WENR originated as a 10-watt station started in late 1924 by E. N. Rauland, whose company manufactured the All-American brand of radios. On March 19, 1925, the company received a license for a new station with the call letters WENR, broadcasting with 10 watts at 1130 kHz. In fall 1925, WENR began using a 1,000-watt transmitter designed by Rauland. The station shared time on the frequency with WBCN, owned at that time by the Southtown Economist newspaper. By 1927, the two stations had changed frequencies to 1040 kHz.

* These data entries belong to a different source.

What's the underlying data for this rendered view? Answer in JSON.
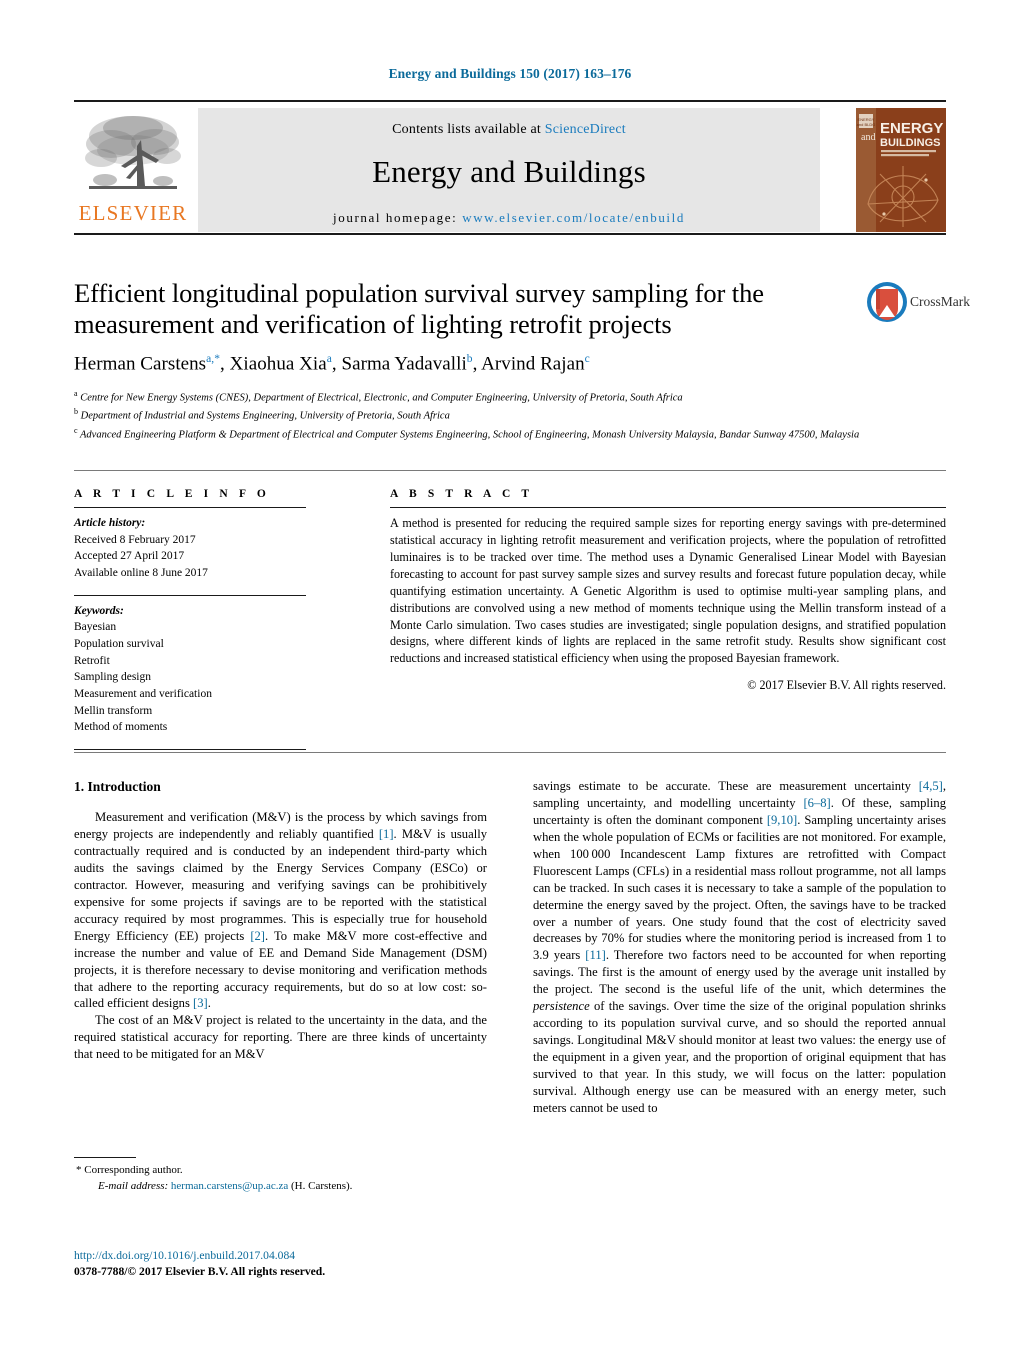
{
  "running_head": "Energy and Buildings 150 (2017) 163–176",
  "masthead": {
    "contents_prefix": "Contents lists available at ",
    "sciencedirect": "ScienceDirect",
    "journal_title": "Energy and Buildings",
    "homepage_prefix": "journal homepage: ",
    "homepage_url": "www.elsevier.com/locate/enbuild",
    "publisher_logo_text": "ELSEVIER",
    "cover_line1": "and",
    "cover_line2": "ENERGY",
    "cover_line3": "BUILDINGS",
    "accent_color": "#1a7bbd",
    "elsevier_orange": "#E87722"
  },
  "article": {
    "title": "Efficient longitudinal population survival survey sampling for the measurement and verification of lighting retrofit projects",
    "authors_html": "Herman Carstens<sup>a,*</sup>, Xiaohua Xia<sup>a</sup>, Sarma Yadavalli<sup>b</sup>, Arvind Rajan<sup>c</sup>",
    "crossmark_label": "CrossMark",
    "affiliations": [
      "Centre for New Energy Systems (CNES), Department of Electrical, Electronic, and Computer Engineering, University of Pretoria, South Africa",
      "Department of Industrial and Systems Engineering, University of Pretoria, South Africa",
      "Advanced Engineering Platform & Department of Electrical and Computer Systems Engineering, School of Engineering, Monash University Malaysia, Bandar Sunway 47500, Malaysia"
    ],
    "affiliation_marks": [
      "a",
      "b",
      "c"
    ]
  },
  "article_info": {
    "heading": "A R T I C L E   I N F O",
    "history_label": "Article history:",
    "history": [
      "Received 8 February 2017",
      "Accepted 27 April 2017",
      "Available online 8 June 2017"
    ],
    "keywords_label": "Keywords:",
    "keywords": [
      "Bayesian",
      "Population survival",
      "Retrofit",
      "Sampling design",
      "Measurement and verification",
      "Mellin transform",
      "Method of moments"
    ]
  },
  "abstract": {
    "heading": "A B S T R A C T",
    "text": "A method is presented for reducing the required sample sizes for reporting energy savings with pre-determined statistical accuracy in lighting retrofit measurement and verification projects, where the population of retrofitted luminaires is to be tracked over time. The method uses a Dynamic Generalised Linear Model with Bayesian forecasting to account for past survey sample sizes and survey results and forecast future population decay, while quantifying estimation uncertainty. A Genetic Algorithm is used to optimise multi-year sampling plans, and distributions are convolved using a new method of moments technique using the Mellin transform instead of a Monte Carlo simulation. Two cases studies are investigated; single population designs, and stratified population designs, where different kinds of lights are replaced in the same retrofit study. Results show significant cost reductions and increased statistical efficiency when using the proposed Bayesian framework.",
    "copyright": "© 2017 Elsevier B.V. All rights reserved."
  },
  "body": {
    "section_number_title": "1.  Introduction",
    "left_paragraphs": [
      "Measurement and verification (M&V) is the process by which savings from energy projects are independently and reliably quantified [1]. M&V is usually contractually required and is conducted by an independent third-party which audits the savings claimed by the Energy Services Company (ESCo) or contractor. However, measuring and verifying savings can be prohibitively expensive for some projects if savings are to be reported with the statistical accuracy required by most programmes. This is especially true for household Energy Efficiency (EE) projects [2]. To make M&V more cost-effective and increase the number and value of EE and Demand Side Management (DSM) projects, it is therefore necessary to devise monitoring and verification methods that adhere to the reporting accuracy requirements, but do so at low cost: so-called efficient designs [3].",
      "The cost of an M&V project is related to the uncertainty in the data, and the required statistical accuracy for reporting. There are three kinds of uncertainty that need to be mitigated for an M&V"
    ],
    "right_paragraphs": [
      "savings estimate to be accurate. These are measurement uncertainty [4,5], sampling uncertainty, and modelling uncertainty [6–8]. Of these, sampling uncertainty is often the dominant component [9,10]. Sampling uncertainty arises when the whole population of ECMs or facilities are not monitored. For example, when 100 000 Incandescent Lamp fixtures are retrofitted with Compact Fluorescent Lamps (CFLs) in a residential mass rollout programme, not all lamps can be tracked. In such cases it is necessary to take a sample of the population to determine the energy saved by the project. Often, the savings have to be tracked over a number of years. One study found that the cost of electricity saved decreases by 70% for studies where the monitoring period is increased from 1 to 3.9 years [11]. Therefore two factors need to be accounted for when reporting savings. The first is the amount of energy used by the average unit installed by the project. The second is the useful life of the unit, which determines the persistence of the savings. Over time the size of the original population shrinks according to its population survival curve, and so should the reported annual savings. Longitudinal M&V should monitor at least two values: the energy use of the equipment in a given year, and the proportion of original equipment that has survived to that year. In this study, we will focus on the latter: population survival. Although energy use can be measured with an energy meter, such meters cannot be used to"
    ],
    "citations_left": [
      "[1]",
      "[2]",
      "[3]"
    ],
    "citations_right": [
      "[4,5]",
      "[6–8]",
      "[9,10]",
      "[11]"
    ]
  },
  "footnote": {
    "corresponding": "*  Corresponding author.",
    "email_label": "E-mail address:",
    "email": "herman.carstens@up.ac.za",
    "email_suffix": "(H. Carstens)."
  },
  "footer": {
    "doi": "http://dx.doi.org/10.1016/j.enbuild.2017.04.084",
    "issn_line": "0378-7788/© 2017 Elsevier B.V. All rights reserved."
  }
}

In 1927, Chicago investor Samuel Insull purchased both stations through his company Great Lakes Broadcasting. On September 1, 1928, broadcasts as WBCN were discontinued, and the station, now licensed as WENR-WBCN, began full-time operations on the frequency. In November 1928, under the provisions of the Federal Radio Commission's (FRC) General Order 40, WENR moved to a "clear channel" frequency of 870 kHz, sharing time with WLS, becoming the first Chicago radio station operating with 50,000 watts, from a new transmitter site in Downers Grove, Illinois. Insull moved his stations into Chicago's Strauss Building, and then to his own Civic Opera Building.

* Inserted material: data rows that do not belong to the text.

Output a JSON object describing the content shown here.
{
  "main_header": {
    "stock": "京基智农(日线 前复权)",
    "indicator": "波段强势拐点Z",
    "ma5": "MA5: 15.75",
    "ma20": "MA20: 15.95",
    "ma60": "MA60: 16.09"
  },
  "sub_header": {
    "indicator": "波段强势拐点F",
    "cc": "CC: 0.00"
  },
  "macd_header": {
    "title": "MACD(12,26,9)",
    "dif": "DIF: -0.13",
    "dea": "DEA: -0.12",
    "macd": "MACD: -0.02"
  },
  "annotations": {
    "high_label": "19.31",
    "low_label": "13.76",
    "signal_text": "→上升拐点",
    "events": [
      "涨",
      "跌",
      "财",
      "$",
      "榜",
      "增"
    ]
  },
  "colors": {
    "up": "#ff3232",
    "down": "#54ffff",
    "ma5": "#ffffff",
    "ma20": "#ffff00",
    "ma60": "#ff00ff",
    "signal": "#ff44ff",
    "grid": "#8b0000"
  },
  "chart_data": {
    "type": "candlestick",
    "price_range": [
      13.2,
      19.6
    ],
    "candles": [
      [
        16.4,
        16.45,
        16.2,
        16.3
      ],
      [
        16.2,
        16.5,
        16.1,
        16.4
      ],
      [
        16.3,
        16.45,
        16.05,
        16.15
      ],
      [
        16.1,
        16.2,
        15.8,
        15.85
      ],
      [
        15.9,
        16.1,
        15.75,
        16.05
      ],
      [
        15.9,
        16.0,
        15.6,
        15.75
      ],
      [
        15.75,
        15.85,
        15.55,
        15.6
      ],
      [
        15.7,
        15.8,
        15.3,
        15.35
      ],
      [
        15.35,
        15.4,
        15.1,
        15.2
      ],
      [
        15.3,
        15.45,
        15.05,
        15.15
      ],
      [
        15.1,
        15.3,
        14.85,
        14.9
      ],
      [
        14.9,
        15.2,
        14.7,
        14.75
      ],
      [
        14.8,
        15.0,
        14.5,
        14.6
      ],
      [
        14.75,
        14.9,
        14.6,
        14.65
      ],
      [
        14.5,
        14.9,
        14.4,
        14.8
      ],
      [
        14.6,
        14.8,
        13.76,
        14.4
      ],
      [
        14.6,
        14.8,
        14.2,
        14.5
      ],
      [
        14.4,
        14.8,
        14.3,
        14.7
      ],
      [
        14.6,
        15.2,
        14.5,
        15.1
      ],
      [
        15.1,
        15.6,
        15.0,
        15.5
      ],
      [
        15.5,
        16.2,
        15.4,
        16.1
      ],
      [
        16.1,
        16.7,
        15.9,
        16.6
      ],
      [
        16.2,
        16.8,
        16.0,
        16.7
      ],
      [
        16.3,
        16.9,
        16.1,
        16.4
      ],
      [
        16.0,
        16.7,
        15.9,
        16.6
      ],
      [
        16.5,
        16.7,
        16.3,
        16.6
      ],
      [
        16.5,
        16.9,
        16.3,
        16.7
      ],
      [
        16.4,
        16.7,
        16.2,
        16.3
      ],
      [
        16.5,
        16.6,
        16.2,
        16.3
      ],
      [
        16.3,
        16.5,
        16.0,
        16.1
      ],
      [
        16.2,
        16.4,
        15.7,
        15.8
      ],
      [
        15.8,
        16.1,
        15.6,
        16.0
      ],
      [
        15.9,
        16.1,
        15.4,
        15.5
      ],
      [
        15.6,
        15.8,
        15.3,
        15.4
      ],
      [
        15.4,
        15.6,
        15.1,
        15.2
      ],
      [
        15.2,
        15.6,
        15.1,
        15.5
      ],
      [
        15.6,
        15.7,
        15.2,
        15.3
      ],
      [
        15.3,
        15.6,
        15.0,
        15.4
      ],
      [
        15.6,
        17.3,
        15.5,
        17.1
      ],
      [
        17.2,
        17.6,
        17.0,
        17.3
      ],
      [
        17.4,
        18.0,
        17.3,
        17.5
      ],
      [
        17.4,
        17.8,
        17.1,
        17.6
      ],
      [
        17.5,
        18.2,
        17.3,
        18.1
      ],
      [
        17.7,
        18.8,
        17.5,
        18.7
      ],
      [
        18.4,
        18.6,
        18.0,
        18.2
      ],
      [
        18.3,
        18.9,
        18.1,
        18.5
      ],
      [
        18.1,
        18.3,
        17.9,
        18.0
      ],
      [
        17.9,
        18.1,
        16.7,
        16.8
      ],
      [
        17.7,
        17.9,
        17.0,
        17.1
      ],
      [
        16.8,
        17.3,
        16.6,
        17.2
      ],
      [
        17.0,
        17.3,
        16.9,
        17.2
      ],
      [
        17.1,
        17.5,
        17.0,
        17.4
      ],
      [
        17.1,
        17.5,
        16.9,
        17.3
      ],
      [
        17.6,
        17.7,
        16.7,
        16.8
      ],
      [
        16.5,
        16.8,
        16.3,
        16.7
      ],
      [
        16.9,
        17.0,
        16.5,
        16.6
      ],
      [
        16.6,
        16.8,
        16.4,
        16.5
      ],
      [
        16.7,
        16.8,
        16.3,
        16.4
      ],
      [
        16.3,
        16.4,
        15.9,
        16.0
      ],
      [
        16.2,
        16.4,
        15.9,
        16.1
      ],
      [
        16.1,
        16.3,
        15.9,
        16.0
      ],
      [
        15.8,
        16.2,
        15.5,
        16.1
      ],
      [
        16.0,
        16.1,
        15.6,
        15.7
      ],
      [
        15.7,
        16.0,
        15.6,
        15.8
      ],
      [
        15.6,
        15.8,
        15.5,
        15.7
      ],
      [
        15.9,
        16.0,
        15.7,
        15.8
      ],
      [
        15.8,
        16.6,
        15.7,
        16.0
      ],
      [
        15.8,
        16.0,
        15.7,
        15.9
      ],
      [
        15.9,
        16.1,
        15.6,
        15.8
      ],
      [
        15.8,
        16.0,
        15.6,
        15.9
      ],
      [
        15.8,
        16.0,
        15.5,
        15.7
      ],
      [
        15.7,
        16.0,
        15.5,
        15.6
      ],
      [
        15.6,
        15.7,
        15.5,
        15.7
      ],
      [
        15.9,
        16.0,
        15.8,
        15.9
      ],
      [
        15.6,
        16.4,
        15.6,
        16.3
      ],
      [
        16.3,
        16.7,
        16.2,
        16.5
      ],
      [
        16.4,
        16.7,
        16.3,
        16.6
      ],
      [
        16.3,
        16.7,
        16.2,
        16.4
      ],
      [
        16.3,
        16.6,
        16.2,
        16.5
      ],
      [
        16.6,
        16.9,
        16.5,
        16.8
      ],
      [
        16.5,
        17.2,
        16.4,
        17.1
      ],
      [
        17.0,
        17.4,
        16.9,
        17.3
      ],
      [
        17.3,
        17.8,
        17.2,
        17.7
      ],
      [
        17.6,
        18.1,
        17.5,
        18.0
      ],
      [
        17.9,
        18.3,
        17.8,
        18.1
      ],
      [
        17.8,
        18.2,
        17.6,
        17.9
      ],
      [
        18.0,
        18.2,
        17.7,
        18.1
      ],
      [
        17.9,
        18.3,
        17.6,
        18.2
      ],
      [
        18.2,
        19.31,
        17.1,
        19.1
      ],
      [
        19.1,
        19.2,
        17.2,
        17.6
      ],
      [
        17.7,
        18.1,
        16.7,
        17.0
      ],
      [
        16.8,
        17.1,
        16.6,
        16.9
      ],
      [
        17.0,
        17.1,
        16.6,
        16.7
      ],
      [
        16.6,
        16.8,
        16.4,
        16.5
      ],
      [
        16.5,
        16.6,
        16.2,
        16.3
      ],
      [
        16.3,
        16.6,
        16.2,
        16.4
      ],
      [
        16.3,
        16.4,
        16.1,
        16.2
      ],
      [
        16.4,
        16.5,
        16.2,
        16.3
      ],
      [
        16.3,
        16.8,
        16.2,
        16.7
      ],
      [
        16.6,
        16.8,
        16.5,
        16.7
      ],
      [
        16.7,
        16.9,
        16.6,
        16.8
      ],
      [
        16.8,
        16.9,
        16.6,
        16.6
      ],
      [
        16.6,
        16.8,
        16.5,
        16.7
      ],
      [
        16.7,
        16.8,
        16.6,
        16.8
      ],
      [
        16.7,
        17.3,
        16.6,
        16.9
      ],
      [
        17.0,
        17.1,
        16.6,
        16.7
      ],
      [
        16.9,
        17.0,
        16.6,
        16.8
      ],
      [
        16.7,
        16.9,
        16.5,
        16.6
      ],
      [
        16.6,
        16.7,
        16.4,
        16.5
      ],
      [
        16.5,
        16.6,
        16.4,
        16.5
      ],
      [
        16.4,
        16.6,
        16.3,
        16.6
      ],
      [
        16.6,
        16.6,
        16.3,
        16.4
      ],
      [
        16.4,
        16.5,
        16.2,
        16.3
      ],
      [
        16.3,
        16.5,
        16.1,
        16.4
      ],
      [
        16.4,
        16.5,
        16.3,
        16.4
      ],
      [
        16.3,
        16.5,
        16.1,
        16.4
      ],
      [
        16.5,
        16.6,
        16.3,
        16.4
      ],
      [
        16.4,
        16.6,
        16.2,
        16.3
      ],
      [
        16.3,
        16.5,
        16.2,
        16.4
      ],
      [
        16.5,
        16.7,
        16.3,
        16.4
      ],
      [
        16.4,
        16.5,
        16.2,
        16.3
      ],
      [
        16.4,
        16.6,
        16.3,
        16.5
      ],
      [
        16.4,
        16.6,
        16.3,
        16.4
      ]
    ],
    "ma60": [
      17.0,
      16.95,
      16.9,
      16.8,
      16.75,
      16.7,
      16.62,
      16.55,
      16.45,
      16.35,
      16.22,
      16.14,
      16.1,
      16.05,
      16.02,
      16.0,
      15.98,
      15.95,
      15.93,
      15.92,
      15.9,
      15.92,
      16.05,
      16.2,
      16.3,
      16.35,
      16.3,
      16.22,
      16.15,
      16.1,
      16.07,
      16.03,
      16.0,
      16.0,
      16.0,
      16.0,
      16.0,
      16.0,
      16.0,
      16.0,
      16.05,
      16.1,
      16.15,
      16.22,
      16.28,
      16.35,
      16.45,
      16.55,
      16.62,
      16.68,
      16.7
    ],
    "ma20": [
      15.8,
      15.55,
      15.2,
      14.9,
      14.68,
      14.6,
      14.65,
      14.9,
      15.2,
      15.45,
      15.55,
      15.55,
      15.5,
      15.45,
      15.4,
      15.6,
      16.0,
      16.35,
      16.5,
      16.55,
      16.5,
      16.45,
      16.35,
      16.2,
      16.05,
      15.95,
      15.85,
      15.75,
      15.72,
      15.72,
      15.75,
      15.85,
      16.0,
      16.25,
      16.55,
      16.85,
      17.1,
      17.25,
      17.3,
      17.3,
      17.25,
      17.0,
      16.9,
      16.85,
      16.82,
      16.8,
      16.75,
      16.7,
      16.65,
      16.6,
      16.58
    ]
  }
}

In 1931, WENR was sold to the National Broadcasting Company (NBC) for approximately $1 million. The station became part of NBC's Blue Network. NBC moved WENR's studios to the Merchandise Mart, its Chicago headquarters. On May 15, 1933, after the FRC requested that stations using only one of their assigned call letters drop those that were no longer in regular use, the WBCN call sign was eliminated, and the station reverted to just WENR.

Changes were made regarding AM frequencies in 1941 as a result of the North American Regional Broadcasting Agreement (NARBA); this moved WENR and WLS from 870 to 890 kHz. In August 1943, NBC was ordered to divest itself of the Blue Network and its stations; WENR and Blue were sold to Edward J. Noble. In 1945 the Blue Network would be renamed as the American Broadcasting Company (ABC). The station continued on at the Mart, as NBC's tenant, until 1952 when it moved back to the Civic Opera House. Paul Harvey worked as an evening newscaster on WENR from 1944 to 1951.

WENR and WLS shared their common frequency on a time-sharing arrangement until 1954, when ABC (then known as American Broadcasting-Paramount Theatres) bought a 50 percent interest in WLS and combined the stations under the WLS call sign.